First, let's determine the number of moles of HCl and NaOH:
moles of HCl = volume of HCl (in L) x concentration of HCl (in mol/L)
= 0.020 L x 0.150 mol/L
= 0.003 mol
moles of NaOH = volume of NaOH (in L) x concentration of NaOH (in mol/L)
= 0.010 L x 0.300 mol/L
= 0.003 mol
Since the stoichiometry of the reaction is 1:1 between HCl and NaOH, both compounds completely react.
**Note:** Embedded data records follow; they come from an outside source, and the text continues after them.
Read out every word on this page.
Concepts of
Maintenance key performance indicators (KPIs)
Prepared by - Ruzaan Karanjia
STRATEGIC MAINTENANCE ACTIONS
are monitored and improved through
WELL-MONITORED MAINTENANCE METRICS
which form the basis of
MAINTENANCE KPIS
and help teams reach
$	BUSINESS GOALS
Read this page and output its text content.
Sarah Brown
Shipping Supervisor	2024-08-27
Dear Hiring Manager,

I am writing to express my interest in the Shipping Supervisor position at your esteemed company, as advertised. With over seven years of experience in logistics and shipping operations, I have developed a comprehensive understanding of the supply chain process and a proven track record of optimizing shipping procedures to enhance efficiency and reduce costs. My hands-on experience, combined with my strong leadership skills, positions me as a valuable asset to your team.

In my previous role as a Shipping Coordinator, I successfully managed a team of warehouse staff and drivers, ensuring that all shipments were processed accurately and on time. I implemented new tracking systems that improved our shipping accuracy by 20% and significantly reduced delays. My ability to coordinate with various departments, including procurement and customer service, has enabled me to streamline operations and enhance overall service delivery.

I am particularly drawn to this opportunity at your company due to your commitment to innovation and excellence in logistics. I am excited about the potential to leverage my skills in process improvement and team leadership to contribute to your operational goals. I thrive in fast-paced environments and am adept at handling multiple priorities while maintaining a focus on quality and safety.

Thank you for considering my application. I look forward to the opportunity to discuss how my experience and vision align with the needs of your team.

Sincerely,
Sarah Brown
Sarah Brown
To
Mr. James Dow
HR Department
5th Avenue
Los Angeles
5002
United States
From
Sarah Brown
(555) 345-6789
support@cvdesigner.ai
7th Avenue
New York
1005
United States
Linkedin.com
Therefore, there is no excess HCl or NaOH left after the reaction.
Now, let's calculate the amount of water formed:
moles of water = minimum(moles of HCl, moles of NaOH)
= minimum(0.003 mol, 0.003 mol)
= 0.003 mol
Since the solution is now only water and sodium chloride, we can calculate the concentration of OH- ions in the solution using the moles of water formed:
OH- concentration = moles of water / total volume of solution (in L)
= 0.003 mol / (20.0 mL + 10.0 mL)
= 0.003 mol / 0.030 L
= 0.100 M
Now, let's calculate the pOH of the solution:
pOH = -log(OH- concentration)
= -log(0.100)
= 1.00
Finally, we can calculate the pH of the solution using the equation:
pH = 14.00 - pOH
= 14.00 - 1.00
= 13.00
Therefore, the pH of the mixture is 13.00.